Monday, August 9, 2010

Kazan-Yerevan

I recently read a pretty funny David Sedaris piece on how boring epic stories of awful air travel can be, so I will spare you my complaints except to say two things:

There are two adorable and unbelievably naughty little Armenian boys on my flight to Yerevan. As I was putting my carry-on through the conveyor and trying to explain what the x-ray of Ivan Ivanych was (I'm not sure why they wondered - I mean, his x-ray looks exactly like what you'd expect an x-ray of a hedgehog lawn ornament to look like), I also was treated to a full-body x-ray of 4-year-old Sasha, the younger of the two, who crawled onto the conveyor and managed to get all the way into the x-ray machine while his mom and the security women weren't looking. Conveyor belt operator and Sasha: very amused. Her supervisor and Sasha's mom: not very amused at all.

My last time leaving Russia (2008), I burst into tears of deep existential anguish when I forked over my documents to the passport control lady. This time, I was much more pleasant and businesslike, and was rewarded with the request that I remove my glasses (clearly a spy disguise) and a ten-minute questioning conducted with my glasses off: Why are you leaving Russia? Why were you in Kazan? What were you studying? (My visa type is "for study," so some bending of the truth had to happen there.) What is this "summer Russian course" you speak of? Why are you going to Yerevan? Do you have relatives there? Who are you staying with? How long will you be there? Do you have a "tourist voucher"? (By then I was getting pretty short with the woman, possibly implying that she knows very well that there is no such thing as a "tourist voucher.")

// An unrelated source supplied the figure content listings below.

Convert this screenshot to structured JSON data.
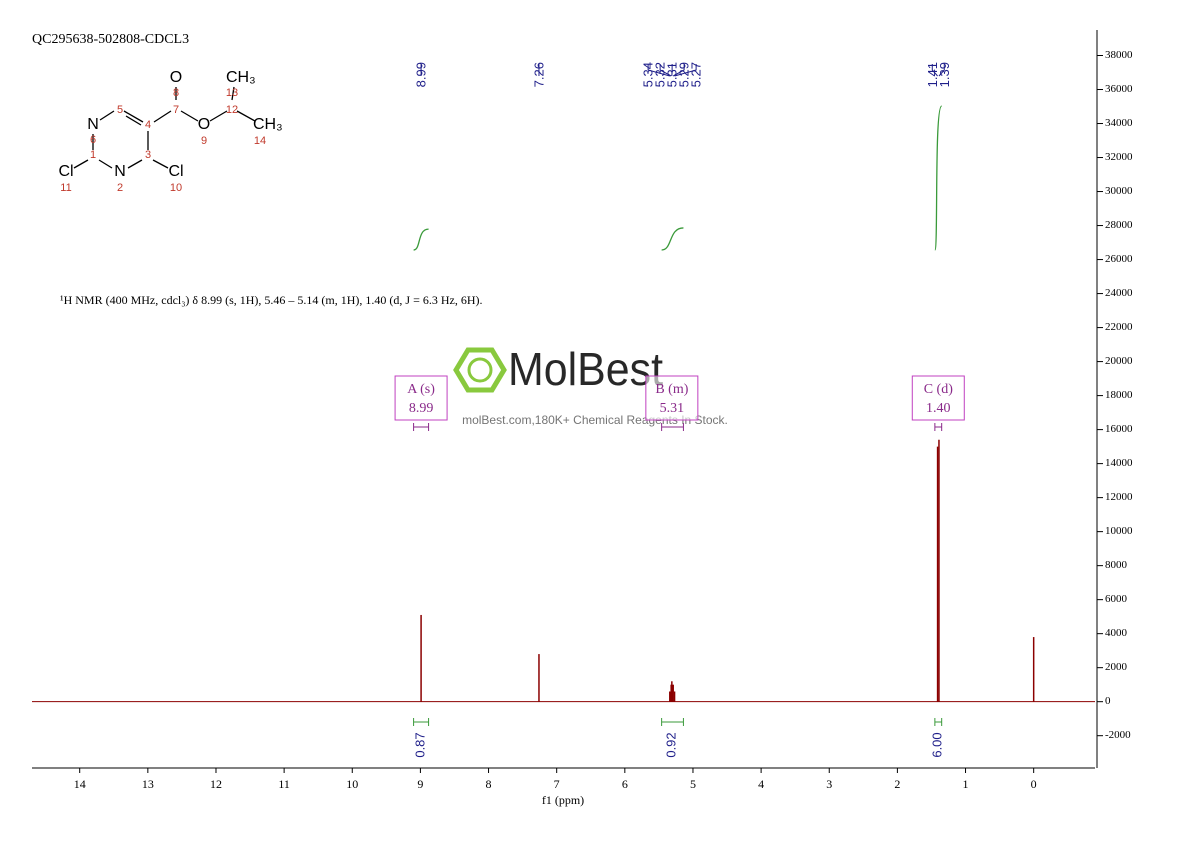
{
  "chart_data": {
    "type": "nmr",
    "title": "QC295638-502808-CDCL3",
    "description": "¹H NMR (400 MHz, cdcl₃) δ 8.99 (s, 1H), 5.46 – 5.14 (m, 1H), 1.40 (d, J = 6.3 Hz, 6H).",
    "structure": {
      "atoms": [
        "O",
        "CH₃",
        "N",
        "O",
        "CH₃",
        "Cl",
        "N",
        "Cl"
      ],
      "numbers": [
        "8",
        "13",
        "7",
        "12",
        "5",
        "4",
        "6",
        "9",
        "14",
        "1",
        "3",
        "11",
        "2",
        "10"
      ]
    },
    "watermark": {
      "logo": "MolBest",
      "text": "molBest.com,180K+ Chemical Reagents In Stock."
    },
    "x_label": "f1 (ppm)",
    "xlim": [
      14.7,
      -0.9
    ],
    "xticks": [
      14,
      13,
      12,
      11,
      10,
      9,
      8,
      7,
      6,
      5,
      4,
      3,
      2,
      1,
      0
    ],
    "ylim": [
      -3900,
      39500
    ],
    "yticks": [
      -2000,
      0,
      2000,
      4000,
      6000,
      8000,
      10000,
      12000,
      14000,
      16000,
      18000,
      20000,
      22000,
      24000,
      26000,
      28000,
      30000,
      32000,
      34000,
      36000,
      38000
    ],
    "color": "#8b0000",
    "integral_color": "#3a9a3a",
    "label_color": "#1f1f8a",
    "peaks": {
      "x": [
        8.99,
        7.26,
        5.34,
        5.32,
        5.31,
        5.29,
        5.27,
        1.41,
        1.39,
        0
      ],
      "values": [
        5100,
        2800,
        600,
        1000,
        1200,
        1000,
        600,
        15000,
        15400,
        3800
      ]
    },
    "peak_labels": [
      8.99,
      7.26,
      5.34,
      5.32,
      5.31,
      5.29,
      5.27,
      1.41,
      1.39
    ],
    "multiplets": [
      {
        "label": "A (s)",
        "shift": 8.99,
        "range": [
          9.1,
          8.88
        ],
        "integral": 0.87
      },
      {
        "label": "B (m)",
        "shift": 5.31,
        "range": [
          5.46,
          5.14
        ],
        "integral": 0.92
      },
      {
        "label": "C (d)",
        "shift": {
          "value": 1.4,
          "label": "1.40"
        },
        "range": [
          1.45,
          1.35
        ],
        "integral": {
          "value": 6,
          "label": "6.00"
        }
      }
    ]
  }
}
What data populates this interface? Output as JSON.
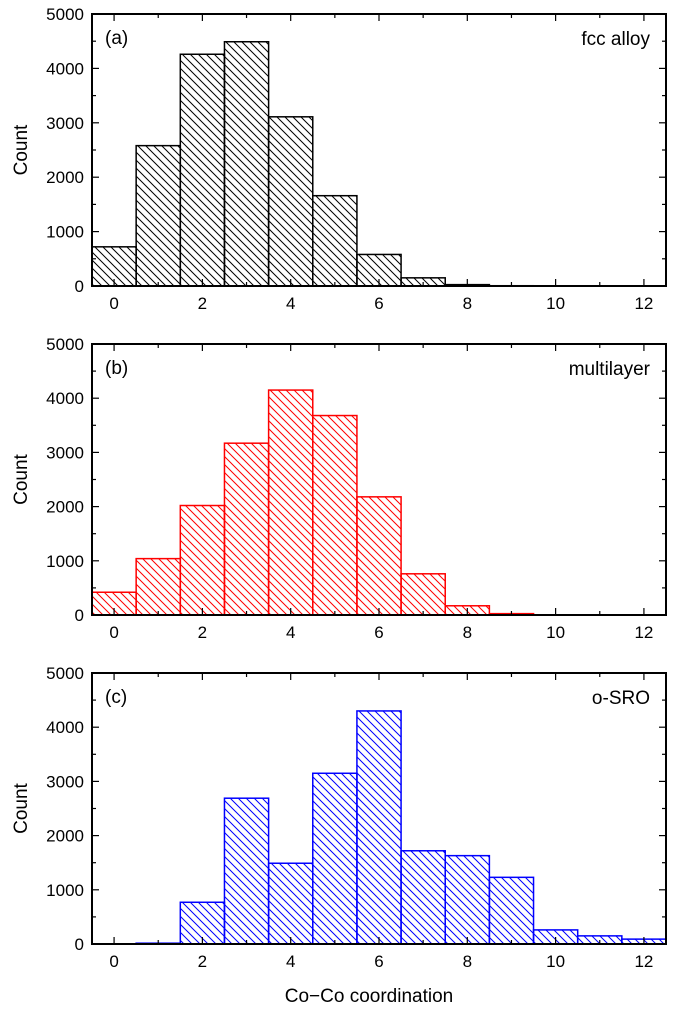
{
  "figure": {
    "xlabel": "Co−Co coordination"
  },
  "chart_data": [
    {
      "type": "bar",
      "panel_label": "(a)",
      "annotation": "fcc alloy",
      "color": "#000000",
      "ylabel": "Count",
      "xlim": [
        -0.5,
        12.5
      ],
      "ylim": [
        0,
        5000
      ],
      "xticks": [
        0,
        2,
        4,
        6,
        8,
        10,
        12
      ],
      "yticks": [
        0,
        1000,
        2000,
        3000,
        4000,
        5000
      ],
      "categories": [
        0,
        1,
        2,
        3,
        4,
        5,
        6,
        7,
        8,
        9,
        10,
        11,
        12
      ],
      "values": [
        720,
        2580,
        4260,
        4490,
        3110,
        1660,
        580,
        150,
        25,
        5,
        0,
        0,
        0
      ]
    },
    {
      "type": "bar",
      "panel_label": "(b)",
      "annotation": "multilayer",
      "color": "#ff0000",
      "ylabel": "Count",
      "xlim": [
        -0.5,
        12.5
      ],
      "ylim": [
        0,
        5000
      ],
      "xticks": [
        0,
        2,
        4,
        6,
        8,
        10,
        12
      ],
      "yticks": [
        0,
        1000,
        2000,
        3000,
        4000,
        5000
      ],
      "categories": [
        0,
        1,
        2,
        3,
        4,
        5,
        6,
        7,
        8,
        9,
        10,
        11,
        12
      ],
      "values": [
        420,
        1040,
        2020,
        3170,
        4150,
        3680,
        2180,
        760,
        170,
        25,
        0,
        0,
        0
      ]
    },
    {
      "type": "bar",
      "panel_label": "(c)",
      "annotation": "o-SRO",
      "color": "#0000ff",
      "ylabel": "Count",
      "xlim": [
        -0.5,
        12.5
      ],
      "ylim": [
        0,
        5000
      ],
      "xticks": [
        0,
        2,
        4,
        6,
        8,
        10,
        12
      ],
      "yticks": [
        0,
        1000,
        2000,
        3000,
        4000,
        5000
      ],
      "categories": [
        0,
        1,
        2,
        3,
        4,
        5,
        6,
        7,
        8,
        9,
        10,
        11,
        12
      ],
      "values": [
        0,
        15,
        770,
        2690,
        1490,
        3150,
        4300,
        1720,
        1630,
        1230,
        260,
        150,
        90
      ]
    }
  ]
}
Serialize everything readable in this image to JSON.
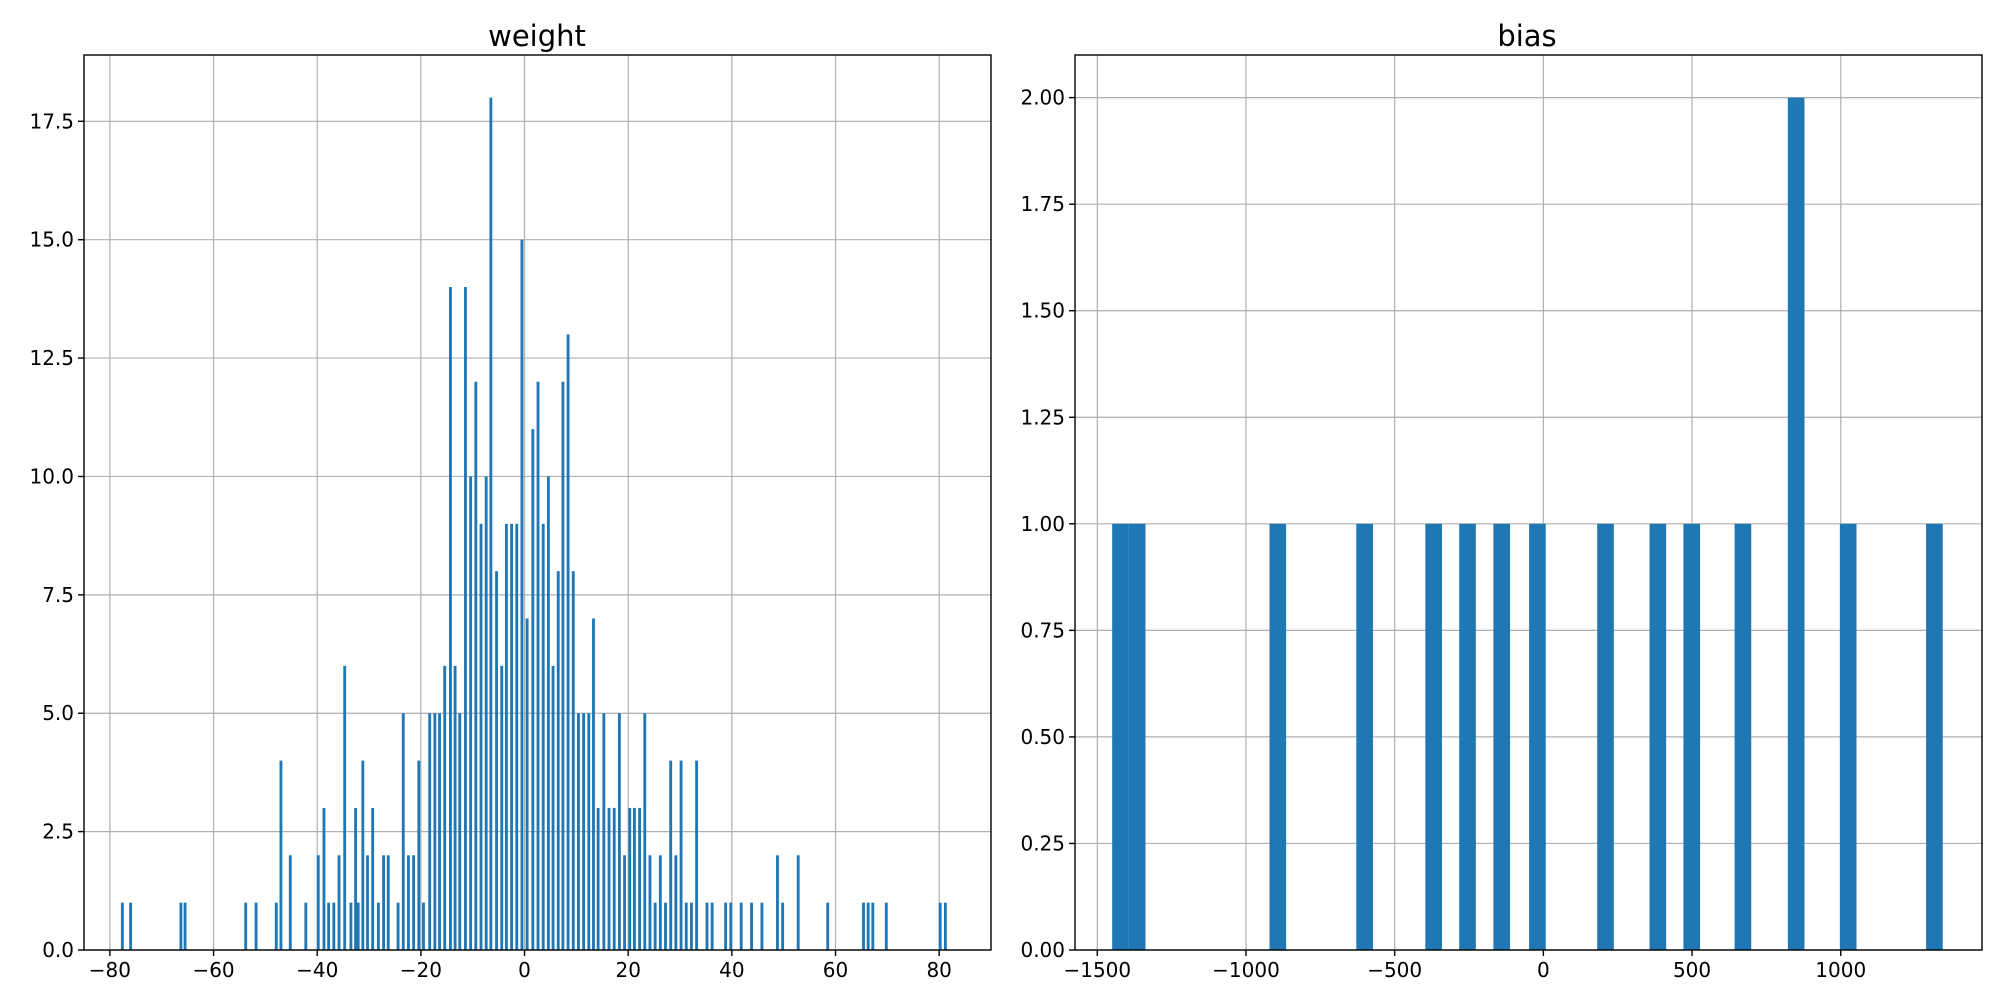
{
  "chart_data": [
    {
      "type": "bar",
      "title": "weight",
      "xlabel": "",
      "ylabel": "",
      "xlim": [
        -85,
        90
      ],
      "ylim": [
        0,
        18.9
      ],
      "xticks": [
        -80,
        -60,
        -40,
        -20,
        0,
        20,
        40,
        60,
        80
      ],
      "xtick_labels": [
        "−80",
        "−60",
        "−40",
        "−20",
        "0",
        "20",
        "40",
        "60",
        "80"
      ],
      "yticks": [
        0,
        2.5,
        5,
        7.5,
        10,
        12.5,
        15,
        17.5
      ],
      "ytick_labels": [
        "0.0",
        "2.5",
        "5.0",
        "7.5",
        "10.0",
        "12.5",
        "15.0",
        "17.5"
      ],
      "grid": true,
      "bar_color": "#1f77b4",
      "bin_width": 0.55,
      "x": [
        -77.6,
        -76,
        -66.3,
        -65.5,
        -53.8,
        -51.8,
        -47.9,
        -47,
        -45.2,
        -42.2,
        -39.8,
        -38.7,
        -37.8,
        -36.8,
        -35.8,
        -34.7,
        -33.5,
        -32.6,
        -32.1,
        -31.2,
        -30.3,
        -29.3,
        -28.2,
        -27.2,
        -26.3,
        -24.4,
        -23.4,
        -22.4,
        -21.4,
        -20.4,
        -19.5,
        -18.3,
        -17.3,
        -16.4,
        -15.4,
        -14.3,
        -13.4,
        -12.5,
        -11.4,
        -10.4,
        -9.4,
        -8.4,
        -7.4,
        -6.5,
        -5.4,
        -4.4,
        -3.5,
        -2.5,
        -1.5,
        -0.5,
        0.5,
        1.6,
        2.6,
        3.6,
        4.6,
        5.5,
        6.5,
        7.4,
        8.4,
        9.4,
        10.4,
        11.4,
        12.4,
        13.3,
        14.2,
        15.3,
        16.3,
        17.3,
        18.3,
        19.3,
        20.3,
        21.2,
        22.2,
        23.2,
        24.2,
        25.2,
        26.2,
        27.2,
        28.2,
        29.2,
        30.2,
        31.2,
        32.2,
        33.2,
        35.2,
        36.2,
        38.8,
        39.8,
        41.8,
        43.8,
        45.8,
        48.8,
        49.8,
        52.8,
        58.5,
        65.4,
        66.3,
        67.2,
        69.8,
        80.2,
        81.2
      ],
      "values": [
        1,
        1,
        1,
        1,
        1,
        1,
        1,
        4,
        2,
        1,
        2,
        3,
        1,
        1,
        2,
        6,
        1,
        3,
        1,
        4,
        2,
        3,
        1,
        2,
        2,
        1,
        5,
        2,
        2,
        4,
        1,
        5,
        5,
        5,
        6,
        14,
        6,
        5,
        14,
        10,
        12,
        9,
        10,
        18,
        8,
        6,
        9,
        9,
        9,
        15,
        7,
        11,
        12,
        9,
        10,
        6,
        8,
        12,
        13,
        8,
        5,
        5,
        5,
        7,
        3,
        5,
        3,
        3,
        5,
        2,
        3,
        3,
        3,
        5,
        2,
        1,
        2,
        1,
        4,
        2,
        4,
        1,
        1,
        4,
        1,
        1,
        1,
        1,
        1,
        1,
        1,
        2,
        1,
        2,
        1,
        1,
        1,
        1,
        1,
        1,
        1
      ]
    },
    {
      "type": "bar",
      "title": "bias",
      "xlabel": "",
      "ylabel": "",
      "xlim": [
        -1575,
        1475
      ],
      "ylim": [
        0,
        2.1
      ],
      "xticks": [
        -1500,
        -1000,
        -500,
        0,
        500,
        1000
      ],
      "xtick_labels": [
        "−1500",
        "−1000",
        "−500",
        "0",
        "500",
        "1000"
      ],
      "yticks": [
        0,
        0.25,
        0.5,
        0.75,
        1.0,
        1.25,
        1.5,
        1.75,
        2.0
      ],
      "ytick_labels": [
        "0.00",
        "0.25",
        "0.50",
        "0.75",
        "1.00",
        "1.25",
        "1.50",
        "1.75",
        "2.00"
      ],
      "grid": true,
      "bar_color": "#1f77b4",
      "bin_width": 56,
      "x": [
        -1422,
        -1366,
        -893,
        -601,
        -369,
        -255,
        -140,
        -20,
        209,
        385,
        499,
        671,
        850,
        1025,
        1315
      ],
      "values": [
        1,
        1,
        1,
        1,
        1,
        1,
        1,
        1,
        1,
        1,
        1,
        1,
        2,
        1,
        1
      ]
    }
  ]
}
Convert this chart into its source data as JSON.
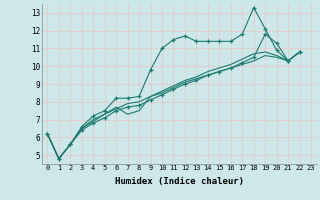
{
  "xlabel": "Humidex (Indice chaleur)",
  "ylabel": "",
  "bg_color": "#cce8ea",
  "grid_color": "#e8c8c8",
  "line_color": "#1a7a6e",
  "xlim": [
    -0.5,
    23.5
  ],
  "ylim": [
    4.5,
    13.5
  ],
  "yticks": [
    5,
    6,
    7,
    8,
    9,
    10,
    11,
    12,
    13
  ],
  "xticks": [
    0,
    1,
    2,
    3,
    4,
    5,
    6,
    7,
    8,
    9,
    10,
    11,
    12,
    13,
    14,
    15,
    16,
    17,
    18,
    19,
    20,
    21,
    22,
    23
  ],
  "series": [
    [
      6.2,
      4.8,
      5.6,
      6.6,
      7.2,
      7.5,
      8.2,
      8.2,
      8.3,
      9.8,
      11.0,
      11.5,
      11.7,
      11.4,
      11.4,
      11.4,
      11.4,
      11.8,
      13.3,
      12.1,
      10.9,
      10.3,
      10.8,
      null
    ],
    [
      6.2,
      4.8,
      5.6,
      6.5,
      7.0,
      7.3,
      7.7,
      7.3,
      7.5,
      8.3,
      8.5,
      8.8,
      9.1,
      9.3,
      9.5,
      9.7,
      9.9,
      10.1,
      10.3,
      10.6,
      10.5,
      10.3,
      10.8,
      null
    ],
    [
      6.2,
      4.8,
      5.6,
      6.5,
      6.9,
      7.3,
      7.6,
      7.9,
      8.0,
      8.3,
      8.6,
      8.9,
      9.2,
      9.4,
      9.7,
      9.9,
      10.1,
      10.4,
      10.7,
      10.8,
      10.6,
      10.3,
      10.8,
      null
    ],
    [
      6.2,
      4.8,
      5.6,
      6.4,
      6.8,
      7.1,
      7.5,
      7.7,
      7.8,
      8.1,
      8.4,
      8.7,
      9.0,
      9.2,
      9.5,
      9.7,
      9.9,
      10.2,
      10.5,
      11.8,
      11.3,
      10.3,
      10.8,
      null
    ]
  ],
  "marker_series": [
    0,
    3
  ],
  "no_marker_series": [
    1,
    2
  ]
}
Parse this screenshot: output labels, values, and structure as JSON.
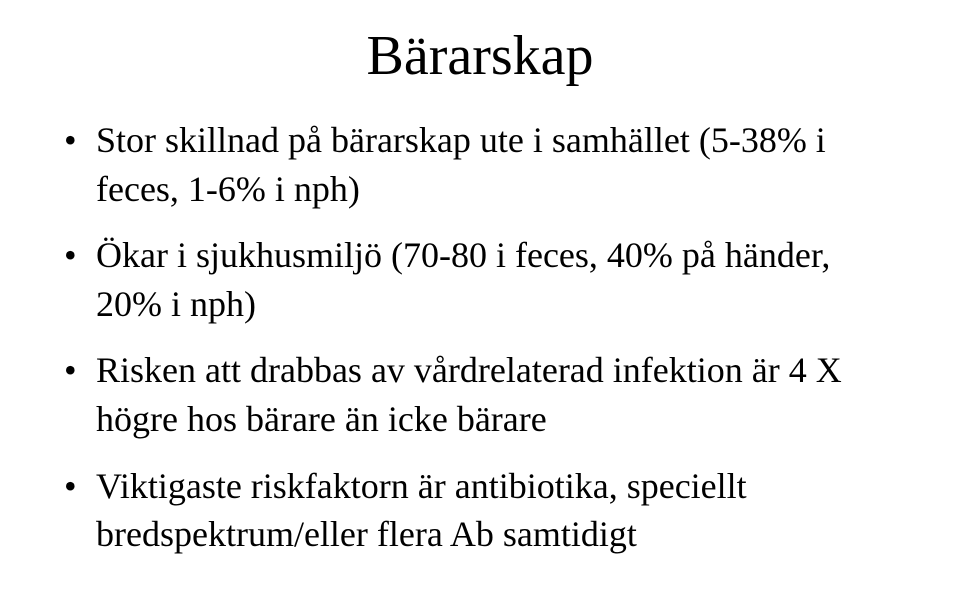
{
  "slide": {
    "title": "Bärarskap",
    "title_fontsize": 56,
    "bullet_fontsize": 36,
    "text_color": "#000000",
    "background_color": "#ffffff",
    "bullets": [
      "Stor skillnad på bärarskap ute i samhället (5-38% i feces, 1-6% i nph)",
      "Ökar i sjukhusmiljö (70-80 i feces, 40% på händer, 20% i nph)",
      "Risken att drabbas av vårdrelaterad infektion är 4 X högre hos bärare än icke bärare",
      "Viktigaste riskfaktorn är antibiotika, speciellt bredspektrum/eller flera Ab samtidigt"
    ]
  }
}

Duly noted: next time, just burst into tears. The whole episode reminded me of an article we read in one of my classes next year that boiled down to this: the Russian bureaucracy is so inefficient because it works based on the assumption that everyone is doing something illegal, and enormous amounts of state resources must be devoted to ferreting out what exactly it is. Well, you caught me, passport lady. I'm not sure what exactly you caught me doing, but you made all the people in line behind me very cranky at me, so you clearly won.